You may also come across the term foot-candle. While “lumens” describes the output of a light source, “foot-candle” refers to the intensity of light falling on a given surface.

Also consider the way the bulb and fixture distribute light and where the unit is placed in the room. Overhead fixtures and bulbs that cast light in all directions are commonly used for ambient light. Cove lighting is a type of indirect lighting that involves incandescent or fluorescent lights concealed in a reflecting trough near the ceiling; the light is usually reflected off the ceiling or wall. Directional lighting is designed to cast a narrow beam; it’s good for task and accent lighting. Using the right fixture for the job puts those lumens where you need them.

How Many Lumens Do You Need?

The answer depends on the size of the room and the color of your decor.
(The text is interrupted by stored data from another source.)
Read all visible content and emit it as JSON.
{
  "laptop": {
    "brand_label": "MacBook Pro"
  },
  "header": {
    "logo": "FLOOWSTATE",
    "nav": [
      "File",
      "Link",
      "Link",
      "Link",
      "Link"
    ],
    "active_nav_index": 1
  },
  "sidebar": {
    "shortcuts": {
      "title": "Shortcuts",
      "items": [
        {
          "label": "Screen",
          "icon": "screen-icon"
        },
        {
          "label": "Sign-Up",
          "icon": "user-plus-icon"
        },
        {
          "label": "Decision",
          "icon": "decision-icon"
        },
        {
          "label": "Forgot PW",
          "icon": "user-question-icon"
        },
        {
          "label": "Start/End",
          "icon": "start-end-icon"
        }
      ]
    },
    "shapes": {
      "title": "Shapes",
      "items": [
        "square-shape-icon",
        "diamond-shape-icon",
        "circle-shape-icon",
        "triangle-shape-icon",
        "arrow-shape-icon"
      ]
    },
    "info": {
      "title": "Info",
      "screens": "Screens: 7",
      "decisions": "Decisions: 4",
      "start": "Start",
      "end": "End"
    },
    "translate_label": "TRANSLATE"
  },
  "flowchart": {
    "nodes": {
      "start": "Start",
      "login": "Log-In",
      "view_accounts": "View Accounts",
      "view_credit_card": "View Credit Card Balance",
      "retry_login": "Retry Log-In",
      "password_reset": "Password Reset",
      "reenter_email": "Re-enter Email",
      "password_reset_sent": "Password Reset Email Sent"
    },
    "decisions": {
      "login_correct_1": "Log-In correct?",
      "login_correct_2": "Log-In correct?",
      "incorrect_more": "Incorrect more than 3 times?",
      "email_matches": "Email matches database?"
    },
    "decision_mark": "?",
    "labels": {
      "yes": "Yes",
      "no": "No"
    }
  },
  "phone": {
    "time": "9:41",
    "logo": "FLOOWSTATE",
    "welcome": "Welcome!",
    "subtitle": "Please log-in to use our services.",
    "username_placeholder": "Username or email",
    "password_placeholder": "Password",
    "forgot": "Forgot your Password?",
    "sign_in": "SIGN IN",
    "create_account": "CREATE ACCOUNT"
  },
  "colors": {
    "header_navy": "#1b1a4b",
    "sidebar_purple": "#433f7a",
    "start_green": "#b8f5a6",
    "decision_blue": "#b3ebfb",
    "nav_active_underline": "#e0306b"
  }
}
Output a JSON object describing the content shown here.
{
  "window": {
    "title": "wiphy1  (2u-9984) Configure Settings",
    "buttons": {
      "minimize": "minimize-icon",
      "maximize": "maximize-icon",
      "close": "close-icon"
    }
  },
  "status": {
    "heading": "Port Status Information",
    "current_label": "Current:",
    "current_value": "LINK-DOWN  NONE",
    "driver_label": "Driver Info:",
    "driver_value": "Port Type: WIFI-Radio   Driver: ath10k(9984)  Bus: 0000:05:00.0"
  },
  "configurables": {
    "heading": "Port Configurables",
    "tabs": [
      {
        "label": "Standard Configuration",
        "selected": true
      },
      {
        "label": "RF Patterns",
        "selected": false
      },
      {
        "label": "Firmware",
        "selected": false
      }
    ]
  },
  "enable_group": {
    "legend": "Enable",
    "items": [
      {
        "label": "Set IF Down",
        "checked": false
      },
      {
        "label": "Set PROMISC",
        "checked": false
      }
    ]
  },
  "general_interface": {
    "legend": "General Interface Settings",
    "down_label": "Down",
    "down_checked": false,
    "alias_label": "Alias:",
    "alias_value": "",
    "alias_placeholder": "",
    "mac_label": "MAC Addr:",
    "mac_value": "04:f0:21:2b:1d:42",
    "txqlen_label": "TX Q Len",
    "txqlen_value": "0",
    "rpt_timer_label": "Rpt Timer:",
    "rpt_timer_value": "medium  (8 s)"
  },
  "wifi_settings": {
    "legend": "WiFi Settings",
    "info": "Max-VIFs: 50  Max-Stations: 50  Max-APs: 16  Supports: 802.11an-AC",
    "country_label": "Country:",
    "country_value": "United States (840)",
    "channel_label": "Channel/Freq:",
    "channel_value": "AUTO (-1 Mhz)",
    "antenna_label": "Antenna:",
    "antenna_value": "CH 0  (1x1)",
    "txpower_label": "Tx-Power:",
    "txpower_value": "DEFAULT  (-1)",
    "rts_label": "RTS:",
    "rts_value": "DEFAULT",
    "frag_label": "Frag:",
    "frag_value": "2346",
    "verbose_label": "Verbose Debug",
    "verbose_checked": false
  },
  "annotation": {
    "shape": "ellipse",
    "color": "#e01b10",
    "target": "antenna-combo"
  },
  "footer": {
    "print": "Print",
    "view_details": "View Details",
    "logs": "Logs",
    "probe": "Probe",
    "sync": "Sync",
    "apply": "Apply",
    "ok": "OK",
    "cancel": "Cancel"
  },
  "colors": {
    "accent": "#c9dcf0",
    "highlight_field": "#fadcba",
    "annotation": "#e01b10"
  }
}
Here are some rules of thumb (Lm/sf = lumens per square foot):

  • Dining : 5–20 Lm/sf
  • Living : 5–20 Lm/sf
  • Kitchen: 5–50 Lm/sf
  • Bathroom: 5–50 Lm/sf
  • Office: 10–50 Lm/sf
  • Outdoor : 0.3–1.5 Lm/sf

Apply the lower end of the range for ambient lighting and the higher end for task and accent lighting. Older occupants generally require more light—as much as 100 Lm/sf for sewing or studying.